For several years in the mid-1990s, I took novel writing at UCLA. I wrote my first novel for the Master Writers Class which was the last class in the novel-writing series. I wrote another novel and then work took too much of my time. After I retired, I started writing again. This is my second published novel. I have sold over 6000 copies of my first novel so far. Not bad for an old fart.
Can you tell us a little bit about the characters in The Cold War Begins?
Kurt Altschuler was born in Germany and live there until he and his family escaped the Nazis. They became American citizens and since he could speak German and French he was in the OSS during World War II. He joined the CIA, learned Russian, and was sent to Berlin under deep cover. He is a composite of several CIA agents and his exploits on both sides of the Iron Curtain actually occurred.
If you could spend the day with one of the characters from The Cold War Begins who would it be? Please tell us why you chose this particular character, where you would go, and what you would do.
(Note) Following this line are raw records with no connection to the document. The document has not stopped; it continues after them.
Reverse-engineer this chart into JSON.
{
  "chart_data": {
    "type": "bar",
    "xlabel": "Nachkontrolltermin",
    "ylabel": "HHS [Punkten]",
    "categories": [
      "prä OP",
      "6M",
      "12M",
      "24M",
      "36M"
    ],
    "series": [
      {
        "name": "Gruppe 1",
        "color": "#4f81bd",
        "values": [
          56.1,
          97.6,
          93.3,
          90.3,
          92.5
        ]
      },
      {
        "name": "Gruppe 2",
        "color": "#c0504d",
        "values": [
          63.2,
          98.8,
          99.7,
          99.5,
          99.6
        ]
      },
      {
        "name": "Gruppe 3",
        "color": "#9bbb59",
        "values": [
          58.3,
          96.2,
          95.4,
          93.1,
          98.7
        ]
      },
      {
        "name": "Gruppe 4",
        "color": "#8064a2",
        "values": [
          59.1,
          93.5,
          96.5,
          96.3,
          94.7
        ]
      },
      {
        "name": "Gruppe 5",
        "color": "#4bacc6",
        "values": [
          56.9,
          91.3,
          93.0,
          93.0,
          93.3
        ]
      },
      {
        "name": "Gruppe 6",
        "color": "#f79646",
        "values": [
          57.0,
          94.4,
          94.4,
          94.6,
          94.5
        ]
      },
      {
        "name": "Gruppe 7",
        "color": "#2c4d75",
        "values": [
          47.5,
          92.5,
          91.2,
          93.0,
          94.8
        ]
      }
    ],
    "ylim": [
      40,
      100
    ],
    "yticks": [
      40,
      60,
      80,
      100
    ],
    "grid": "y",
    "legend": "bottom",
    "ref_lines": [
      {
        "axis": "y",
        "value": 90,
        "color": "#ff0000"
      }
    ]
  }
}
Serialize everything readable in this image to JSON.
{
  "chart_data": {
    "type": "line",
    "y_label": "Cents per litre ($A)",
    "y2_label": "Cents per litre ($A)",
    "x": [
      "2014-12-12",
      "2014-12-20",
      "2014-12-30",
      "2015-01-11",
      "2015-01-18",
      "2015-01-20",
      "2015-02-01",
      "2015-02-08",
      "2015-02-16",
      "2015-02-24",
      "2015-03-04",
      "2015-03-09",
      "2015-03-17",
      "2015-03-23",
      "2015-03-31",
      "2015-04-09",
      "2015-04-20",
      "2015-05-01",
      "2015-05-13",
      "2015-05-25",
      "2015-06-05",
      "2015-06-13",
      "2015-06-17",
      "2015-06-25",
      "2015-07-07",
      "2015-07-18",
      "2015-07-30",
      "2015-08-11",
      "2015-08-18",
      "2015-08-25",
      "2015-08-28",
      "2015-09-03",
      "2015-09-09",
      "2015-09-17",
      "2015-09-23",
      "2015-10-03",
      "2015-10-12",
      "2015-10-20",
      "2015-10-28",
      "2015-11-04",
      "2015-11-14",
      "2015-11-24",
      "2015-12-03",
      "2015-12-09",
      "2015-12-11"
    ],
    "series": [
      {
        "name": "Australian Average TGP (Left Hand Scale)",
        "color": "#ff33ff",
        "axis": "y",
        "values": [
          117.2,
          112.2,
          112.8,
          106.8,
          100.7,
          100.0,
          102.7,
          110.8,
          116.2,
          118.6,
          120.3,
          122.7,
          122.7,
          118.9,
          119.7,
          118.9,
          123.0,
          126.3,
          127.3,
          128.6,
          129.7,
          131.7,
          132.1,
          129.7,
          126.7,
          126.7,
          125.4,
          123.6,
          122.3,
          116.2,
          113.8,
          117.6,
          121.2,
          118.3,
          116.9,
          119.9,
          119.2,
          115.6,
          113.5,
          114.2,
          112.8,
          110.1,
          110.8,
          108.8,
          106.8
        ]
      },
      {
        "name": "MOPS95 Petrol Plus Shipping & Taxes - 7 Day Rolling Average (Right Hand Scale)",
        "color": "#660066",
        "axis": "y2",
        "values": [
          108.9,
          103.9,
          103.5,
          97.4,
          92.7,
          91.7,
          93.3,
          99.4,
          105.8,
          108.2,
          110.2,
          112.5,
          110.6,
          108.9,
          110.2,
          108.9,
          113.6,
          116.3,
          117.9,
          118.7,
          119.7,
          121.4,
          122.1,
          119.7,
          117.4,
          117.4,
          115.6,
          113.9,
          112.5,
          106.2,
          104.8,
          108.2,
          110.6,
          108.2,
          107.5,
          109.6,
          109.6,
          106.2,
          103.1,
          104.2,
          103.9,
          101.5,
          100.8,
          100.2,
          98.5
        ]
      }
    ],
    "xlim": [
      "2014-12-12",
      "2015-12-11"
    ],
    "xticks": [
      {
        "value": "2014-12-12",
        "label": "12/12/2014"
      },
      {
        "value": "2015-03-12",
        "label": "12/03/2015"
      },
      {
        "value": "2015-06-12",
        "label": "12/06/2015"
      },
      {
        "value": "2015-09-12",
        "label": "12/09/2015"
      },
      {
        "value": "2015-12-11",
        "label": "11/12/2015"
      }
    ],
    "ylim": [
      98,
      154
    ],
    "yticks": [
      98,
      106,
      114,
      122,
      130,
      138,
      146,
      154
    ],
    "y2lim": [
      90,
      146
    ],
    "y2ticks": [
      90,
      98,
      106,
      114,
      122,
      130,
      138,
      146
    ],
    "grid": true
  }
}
Kurt Altschuler was a character in the first novel. I killed him off in its end. Many of my readers told me he was the best character in that novel. So, I brought him back for the second novel and now he is the main protagonist in the third novel. He is a smart, dedicated individual who repeatedly risks his life for his adopted country.
I’d take him on a tour of modern Berlin—he would not believe the changes that have occurred since his years there.
How did you start your writing career?
See above.
Tell us about your next release.
See above.
About the Author
Roger L. Liles decided he had to earn a living after a BA and graduate studies in Modern European History. He went back to school and eventually earned an MS in Engineering from the University of Southern California in 1970.
In the 1960s, he served as an Air Force Signals Intelligence Officer in Turkey and Germany and eventually lived in Europe for a total of eight years. He worked in the military electronics field for forty years—his main function was to translate engineering jargon into understandable English and communicate it to senior decision-makers in the government.
Now retired after working for forty years as a senior engineering manager and consultant with a number of aerospace companies, he spends his days writing. His first novel, which was published in late 2018 was titled The Berlin Tunnel—A Cold War Thriller. His second novel The Cold War Begins was published in late 2020 and is the second volume in his planned The Cold War Trilogy. This trilogy is based on extensive research into Berlin during the spy-versus-spy era which followed World War II and his personal experience while living and working in Europe. He is in the process of writing its third volume of the trilogy which will be titled The Berlin Tunnel—Another Crisis and takes the story into 1962 and the era of the Cuban Missile Crisis.